How Hall And Oates Really Felt About Their ’80s Music Videos
In the 1980s, before the internet, there was cable TV. Not the same thing at all, but one thing cable TV had in common with the internet was that it was the place to stay on top of pop culture, especially thanks to the pioneering music channel known as MTV. MTV changed much about the way people consumed music after its launch in 1981. It wasn’t just about what a singer or band sounded like anymore; their image, style and looks started to play heavily on the way they were perceived by the public, and a new art form was born.
Music videos helped launch some stars’ success early in their careers, from Madonna to Guns N’ Roses, according to NPR, and even though pop/R&B duo Daryl Hall and John Oates had already had hit songs with “Sara Smile,” which peaked at #4 on the Billboard charts in 1976 along with “She’s Gone,” which made it to #7 on Billboard’s list in the same year, it wasn’t until after the launch of MTV and those now classic ’80s music videos that Hall and Oates managed a string of number one hits.
Yet the duo did take the initiative to make their own music video before MTV, for “She’s Gone.” According to The Guardian, that supremely odd video from 1973 may have given Hall and Oates a slight leg up when the ’80s music video craze came knocking.
Hall and Oates weren't fans of their '80s videos
In 1981, the same year that MTV debuted, Hall and Oates released videos for songs “Kiss on my List” and “Private Eyes.” Both songs hit number one on the Billboard chart.

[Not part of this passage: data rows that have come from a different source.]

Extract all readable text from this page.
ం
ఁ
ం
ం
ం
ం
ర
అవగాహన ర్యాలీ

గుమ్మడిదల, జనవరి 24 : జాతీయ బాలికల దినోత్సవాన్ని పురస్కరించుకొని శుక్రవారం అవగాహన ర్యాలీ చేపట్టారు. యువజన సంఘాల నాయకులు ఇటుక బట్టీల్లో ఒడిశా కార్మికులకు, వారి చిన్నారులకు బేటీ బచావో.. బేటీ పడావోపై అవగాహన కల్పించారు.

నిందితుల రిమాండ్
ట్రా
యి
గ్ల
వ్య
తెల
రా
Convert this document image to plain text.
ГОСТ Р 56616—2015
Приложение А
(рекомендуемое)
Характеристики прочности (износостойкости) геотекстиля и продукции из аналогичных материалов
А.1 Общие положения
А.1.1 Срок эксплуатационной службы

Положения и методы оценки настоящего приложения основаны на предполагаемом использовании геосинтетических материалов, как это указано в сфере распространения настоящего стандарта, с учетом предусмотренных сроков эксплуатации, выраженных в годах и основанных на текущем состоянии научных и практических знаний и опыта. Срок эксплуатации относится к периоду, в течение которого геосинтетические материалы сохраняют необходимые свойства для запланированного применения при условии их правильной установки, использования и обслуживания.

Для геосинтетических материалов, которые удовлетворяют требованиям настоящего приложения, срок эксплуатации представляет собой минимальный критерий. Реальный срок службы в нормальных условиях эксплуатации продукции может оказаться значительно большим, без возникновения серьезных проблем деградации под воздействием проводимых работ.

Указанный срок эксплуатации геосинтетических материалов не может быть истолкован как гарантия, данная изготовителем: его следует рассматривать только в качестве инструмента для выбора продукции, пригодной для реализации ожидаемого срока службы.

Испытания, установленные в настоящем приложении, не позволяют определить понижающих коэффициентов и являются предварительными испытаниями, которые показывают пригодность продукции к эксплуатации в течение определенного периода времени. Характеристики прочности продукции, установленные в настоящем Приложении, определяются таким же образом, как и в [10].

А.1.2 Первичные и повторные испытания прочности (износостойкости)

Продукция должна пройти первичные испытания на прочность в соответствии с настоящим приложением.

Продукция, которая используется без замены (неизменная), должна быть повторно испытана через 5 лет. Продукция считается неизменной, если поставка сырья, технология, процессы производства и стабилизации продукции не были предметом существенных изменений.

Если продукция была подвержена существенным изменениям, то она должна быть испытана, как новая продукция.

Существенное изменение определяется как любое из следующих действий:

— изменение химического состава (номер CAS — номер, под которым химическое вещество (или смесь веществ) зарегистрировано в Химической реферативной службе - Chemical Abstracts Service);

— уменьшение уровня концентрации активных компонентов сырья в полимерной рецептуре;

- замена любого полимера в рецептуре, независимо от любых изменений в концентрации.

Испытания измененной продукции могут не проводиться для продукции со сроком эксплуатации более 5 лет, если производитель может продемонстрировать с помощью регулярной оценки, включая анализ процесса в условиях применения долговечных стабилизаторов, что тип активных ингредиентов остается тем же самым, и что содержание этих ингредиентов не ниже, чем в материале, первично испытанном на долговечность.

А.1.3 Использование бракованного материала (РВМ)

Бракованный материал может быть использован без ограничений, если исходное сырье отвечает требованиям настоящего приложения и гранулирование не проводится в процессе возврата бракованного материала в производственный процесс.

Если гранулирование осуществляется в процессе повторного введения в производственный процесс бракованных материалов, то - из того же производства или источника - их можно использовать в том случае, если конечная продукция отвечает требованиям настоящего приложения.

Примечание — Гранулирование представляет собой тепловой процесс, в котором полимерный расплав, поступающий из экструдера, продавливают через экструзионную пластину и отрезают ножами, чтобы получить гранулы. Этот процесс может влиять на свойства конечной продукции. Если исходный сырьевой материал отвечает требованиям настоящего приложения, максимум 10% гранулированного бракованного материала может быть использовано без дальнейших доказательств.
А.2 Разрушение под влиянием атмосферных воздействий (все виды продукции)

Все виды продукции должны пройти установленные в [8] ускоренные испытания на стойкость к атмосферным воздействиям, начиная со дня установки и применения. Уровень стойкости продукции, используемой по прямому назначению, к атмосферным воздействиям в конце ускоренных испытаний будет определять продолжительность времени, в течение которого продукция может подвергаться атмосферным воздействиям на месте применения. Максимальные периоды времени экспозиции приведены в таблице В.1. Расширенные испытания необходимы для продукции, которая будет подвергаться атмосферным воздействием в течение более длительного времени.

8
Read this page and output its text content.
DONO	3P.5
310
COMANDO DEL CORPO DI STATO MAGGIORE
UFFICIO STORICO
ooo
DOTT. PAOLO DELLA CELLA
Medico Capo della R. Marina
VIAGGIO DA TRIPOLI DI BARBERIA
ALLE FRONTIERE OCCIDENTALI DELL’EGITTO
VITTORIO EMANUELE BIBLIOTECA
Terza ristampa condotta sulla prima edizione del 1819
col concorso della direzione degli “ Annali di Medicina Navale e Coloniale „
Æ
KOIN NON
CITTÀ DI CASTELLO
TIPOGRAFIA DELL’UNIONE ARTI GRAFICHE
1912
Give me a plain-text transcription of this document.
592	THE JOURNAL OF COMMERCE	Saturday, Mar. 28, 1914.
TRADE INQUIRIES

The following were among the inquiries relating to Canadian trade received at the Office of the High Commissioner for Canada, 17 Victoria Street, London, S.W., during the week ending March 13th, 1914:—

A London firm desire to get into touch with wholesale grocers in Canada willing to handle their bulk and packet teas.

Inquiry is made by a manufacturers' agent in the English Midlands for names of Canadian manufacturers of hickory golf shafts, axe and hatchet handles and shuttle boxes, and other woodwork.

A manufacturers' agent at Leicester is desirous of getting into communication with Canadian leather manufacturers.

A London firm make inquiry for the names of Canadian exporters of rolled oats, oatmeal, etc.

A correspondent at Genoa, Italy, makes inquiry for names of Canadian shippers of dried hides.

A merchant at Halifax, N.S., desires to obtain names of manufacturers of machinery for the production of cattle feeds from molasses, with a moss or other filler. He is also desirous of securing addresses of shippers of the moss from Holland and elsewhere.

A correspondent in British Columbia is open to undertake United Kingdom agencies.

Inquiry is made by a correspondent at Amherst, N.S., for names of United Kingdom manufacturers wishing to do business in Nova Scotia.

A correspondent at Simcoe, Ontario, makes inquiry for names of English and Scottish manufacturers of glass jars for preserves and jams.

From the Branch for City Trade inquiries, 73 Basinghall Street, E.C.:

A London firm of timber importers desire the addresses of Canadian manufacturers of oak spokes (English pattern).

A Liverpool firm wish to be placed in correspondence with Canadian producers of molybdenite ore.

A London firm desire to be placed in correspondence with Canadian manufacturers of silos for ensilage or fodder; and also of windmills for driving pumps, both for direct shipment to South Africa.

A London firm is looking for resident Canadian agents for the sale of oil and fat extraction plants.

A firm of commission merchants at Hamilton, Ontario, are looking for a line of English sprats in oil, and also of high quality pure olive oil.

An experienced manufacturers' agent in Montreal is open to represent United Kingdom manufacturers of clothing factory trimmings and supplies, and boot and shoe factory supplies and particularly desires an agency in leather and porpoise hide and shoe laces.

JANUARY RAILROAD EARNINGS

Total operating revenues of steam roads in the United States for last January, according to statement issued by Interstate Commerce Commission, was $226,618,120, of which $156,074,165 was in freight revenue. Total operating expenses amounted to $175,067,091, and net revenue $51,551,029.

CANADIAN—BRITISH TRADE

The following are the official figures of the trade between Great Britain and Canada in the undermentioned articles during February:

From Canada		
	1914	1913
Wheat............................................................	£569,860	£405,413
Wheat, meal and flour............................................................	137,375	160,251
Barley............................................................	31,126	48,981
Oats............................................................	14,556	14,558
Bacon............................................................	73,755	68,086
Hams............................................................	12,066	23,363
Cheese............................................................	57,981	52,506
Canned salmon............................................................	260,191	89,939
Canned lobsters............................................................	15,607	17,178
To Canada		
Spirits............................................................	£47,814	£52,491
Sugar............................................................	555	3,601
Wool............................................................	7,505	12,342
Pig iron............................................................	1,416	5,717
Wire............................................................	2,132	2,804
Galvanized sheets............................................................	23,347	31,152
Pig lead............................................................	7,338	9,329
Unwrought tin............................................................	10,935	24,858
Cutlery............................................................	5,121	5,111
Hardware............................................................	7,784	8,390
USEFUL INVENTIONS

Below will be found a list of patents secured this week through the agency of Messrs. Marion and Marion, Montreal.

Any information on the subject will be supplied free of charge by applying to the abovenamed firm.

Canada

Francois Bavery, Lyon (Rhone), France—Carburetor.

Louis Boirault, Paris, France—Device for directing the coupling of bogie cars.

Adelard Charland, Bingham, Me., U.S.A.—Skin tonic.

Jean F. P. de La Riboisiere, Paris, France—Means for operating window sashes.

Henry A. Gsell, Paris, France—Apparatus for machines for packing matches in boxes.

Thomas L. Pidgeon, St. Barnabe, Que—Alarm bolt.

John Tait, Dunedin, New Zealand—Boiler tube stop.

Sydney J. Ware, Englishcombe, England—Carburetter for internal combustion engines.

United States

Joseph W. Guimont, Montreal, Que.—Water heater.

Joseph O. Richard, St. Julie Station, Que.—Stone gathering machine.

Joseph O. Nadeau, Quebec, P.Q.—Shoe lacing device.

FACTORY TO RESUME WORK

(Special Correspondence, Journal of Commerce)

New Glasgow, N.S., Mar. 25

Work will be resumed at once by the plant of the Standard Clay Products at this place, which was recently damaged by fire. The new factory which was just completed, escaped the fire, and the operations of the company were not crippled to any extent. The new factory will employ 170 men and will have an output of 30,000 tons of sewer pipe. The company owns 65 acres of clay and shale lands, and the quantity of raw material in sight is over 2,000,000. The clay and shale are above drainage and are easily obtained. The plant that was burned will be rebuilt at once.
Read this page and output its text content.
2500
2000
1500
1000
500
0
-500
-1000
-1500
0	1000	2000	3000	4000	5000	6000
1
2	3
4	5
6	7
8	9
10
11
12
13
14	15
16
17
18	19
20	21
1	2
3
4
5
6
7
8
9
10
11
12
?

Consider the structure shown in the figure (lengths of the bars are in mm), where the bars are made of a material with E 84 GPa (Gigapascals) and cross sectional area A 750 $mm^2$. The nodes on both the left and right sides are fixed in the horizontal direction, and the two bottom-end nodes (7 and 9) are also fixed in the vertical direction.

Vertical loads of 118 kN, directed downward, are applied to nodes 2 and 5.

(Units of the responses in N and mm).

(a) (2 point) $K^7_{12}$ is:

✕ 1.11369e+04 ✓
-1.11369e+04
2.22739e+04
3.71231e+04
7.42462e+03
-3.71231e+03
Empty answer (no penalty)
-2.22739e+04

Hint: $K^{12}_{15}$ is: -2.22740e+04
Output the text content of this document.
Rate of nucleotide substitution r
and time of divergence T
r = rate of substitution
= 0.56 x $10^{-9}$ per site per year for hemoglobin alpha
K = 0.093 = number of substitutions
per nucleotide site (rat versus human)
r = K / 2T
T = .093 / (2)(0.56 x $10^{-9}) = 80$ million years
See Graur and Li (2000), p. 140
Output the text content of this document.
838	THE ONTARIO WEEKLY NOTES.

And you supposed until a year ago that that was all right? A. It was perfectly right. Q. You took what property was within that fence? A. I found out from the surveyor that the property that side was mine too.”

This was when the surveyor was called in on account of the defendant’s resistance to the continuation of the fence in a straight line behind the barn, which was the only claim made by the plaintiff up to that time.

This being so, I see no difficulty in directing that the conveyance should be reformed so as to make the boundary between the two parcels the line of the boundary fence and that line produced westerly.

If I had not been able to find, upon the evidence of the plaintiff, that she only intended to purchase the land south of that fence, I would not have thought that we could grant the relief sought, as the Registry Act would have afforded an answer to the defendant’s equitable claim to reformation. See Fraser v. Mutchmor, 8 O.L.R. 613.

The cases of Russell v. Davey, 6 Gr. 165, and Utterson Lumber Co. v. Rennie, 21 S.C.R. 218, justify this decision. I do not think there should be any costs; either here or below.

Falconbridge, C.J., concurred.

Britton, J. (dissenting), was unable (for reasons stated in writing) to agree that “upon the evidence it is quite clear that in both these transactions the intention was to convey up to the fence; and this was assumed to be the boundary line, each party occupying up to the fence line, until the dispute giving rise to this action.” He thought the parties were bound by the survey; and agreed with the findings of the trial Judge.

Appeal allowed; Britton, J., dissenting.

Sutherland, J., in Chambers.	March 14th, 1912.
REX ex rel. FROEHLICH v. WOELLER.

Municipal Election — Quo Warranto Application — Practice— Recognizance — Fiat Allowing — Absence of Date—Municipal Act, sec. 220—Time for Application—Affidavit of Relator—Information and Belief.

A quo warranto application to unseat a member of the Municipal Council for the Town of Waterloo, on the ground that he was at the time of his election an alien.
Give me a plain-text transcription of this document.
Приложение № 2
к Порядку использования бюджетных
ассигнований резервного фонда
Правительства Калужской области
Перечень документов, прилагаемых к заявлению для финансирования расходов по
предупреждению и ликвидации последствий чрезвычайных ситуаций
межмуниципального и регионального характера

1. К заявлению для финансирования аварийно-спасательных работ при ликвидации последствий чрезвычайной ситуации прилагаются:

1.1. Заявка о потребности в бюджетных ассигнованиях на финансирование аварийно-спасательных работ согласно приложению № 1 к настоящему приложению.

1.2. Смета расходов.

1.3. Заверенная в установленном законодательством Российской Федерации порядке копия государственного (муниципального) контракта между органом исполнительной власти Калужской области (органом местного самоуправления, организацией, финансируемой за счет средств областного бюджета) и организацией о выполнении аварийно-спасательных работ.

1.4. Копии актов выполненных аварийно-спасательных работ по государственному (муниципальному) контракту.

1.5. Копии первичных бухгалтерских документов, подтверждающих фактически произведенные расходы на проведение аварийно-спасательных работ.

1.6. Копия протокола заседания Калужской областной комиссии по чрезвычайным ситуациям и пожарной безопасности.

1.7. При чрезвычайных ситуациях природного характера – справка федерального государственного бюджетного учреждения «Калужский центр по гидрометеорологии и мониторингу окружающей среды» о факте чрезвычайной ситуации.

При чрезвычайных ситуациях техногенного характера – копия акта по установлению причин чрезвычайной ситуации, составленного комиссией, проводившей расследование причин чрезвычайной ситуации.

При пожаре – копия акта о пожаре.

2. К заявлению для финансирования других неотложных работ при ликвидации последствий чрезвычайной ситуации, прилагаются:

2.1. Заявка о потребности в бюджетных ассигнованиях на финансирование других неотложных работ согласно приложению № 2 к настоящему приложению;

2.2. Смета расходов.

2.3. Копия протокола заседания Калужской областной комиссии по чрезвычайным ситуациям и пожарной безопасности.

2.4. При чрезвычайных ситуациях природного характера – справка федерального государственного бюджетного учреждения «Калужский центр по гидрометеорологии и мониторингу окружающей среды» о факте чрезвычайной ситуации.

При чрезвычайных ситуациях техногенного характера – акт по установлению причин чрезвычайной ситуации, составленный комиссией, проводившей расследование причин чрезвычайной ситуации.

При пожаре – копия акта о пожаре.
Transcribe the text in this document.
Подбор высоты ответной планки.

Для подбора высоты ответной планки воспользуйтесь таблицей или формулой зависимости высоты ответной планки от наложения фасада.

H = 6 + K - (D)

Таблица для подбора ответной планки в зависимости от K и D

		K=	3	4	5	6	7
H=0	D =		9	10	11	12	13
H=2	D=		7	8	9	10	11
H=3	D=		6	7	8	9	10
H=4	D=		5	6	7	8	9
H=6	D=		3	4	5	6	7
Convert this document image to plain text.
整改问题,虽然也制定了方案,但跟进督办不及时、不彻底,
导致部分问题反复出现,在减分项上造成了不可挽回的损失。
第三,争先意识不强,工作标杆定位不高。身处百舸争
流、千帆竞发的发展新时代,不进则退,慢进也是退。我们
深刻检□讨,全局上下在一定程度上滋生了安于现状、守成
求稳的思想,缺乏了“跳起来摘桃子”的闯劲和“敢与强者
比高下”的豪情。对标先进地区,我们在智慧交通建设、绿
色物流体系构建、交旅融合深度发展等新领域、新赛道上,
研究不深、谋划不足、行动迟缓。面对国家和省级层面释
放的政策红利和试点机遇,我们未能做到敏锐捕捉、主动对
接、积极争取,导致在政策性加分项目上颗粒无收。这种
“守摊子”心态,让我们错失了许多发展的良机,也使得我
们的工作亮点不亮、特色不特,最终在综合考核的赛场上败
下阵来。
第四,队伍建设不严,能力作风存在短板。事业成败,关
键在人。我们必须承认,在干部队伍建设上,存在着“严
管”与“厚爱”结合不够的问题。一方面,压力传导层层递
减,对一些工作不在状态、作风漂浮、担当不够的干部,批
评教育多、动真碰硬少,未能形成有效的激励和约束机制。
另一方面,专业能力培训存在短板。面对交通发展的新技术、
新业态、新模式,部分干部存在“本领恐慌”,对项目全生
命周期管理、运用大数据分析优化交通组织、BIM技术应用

In 1982, “Maneater” peaked at number one, as did “I Can’t Go For That (No Can Do).” Other Hall and Oates songs that came along during the height of music videos during the 1980s, like “You Make My Dreams” and “Out of Touch,” also went high on the charts, according to Billboard.
But to hear Daryl Hall and John Oates tell it, they were not fans of making music videos. According to Rob Tannenbaum and Craig Marks’ 2012 book “I Want My MTV,” Hall once said, “I’m not a big fan of any video, especially my own. Visuals are distracting. When the eye and ear compete, the eye always wins.”
Oates wasn’t a fan of making videos either, telling Entertainment Weekly, “… when we were doing the videos back in the early days of MTV, you know, I said “Man, I’m glad I’m a musician and not an actor.” I couldn’t handle it. I’m not used to being someone else other than me… “
But even with all the success of Hall and Oates’ ’80s music videos, Oates told Yahoo News the “She’s Gone” video, which was never aired in the 1970s, is still his favorite. Oates chuckled, “to this day I think it’s really a work of performance art.”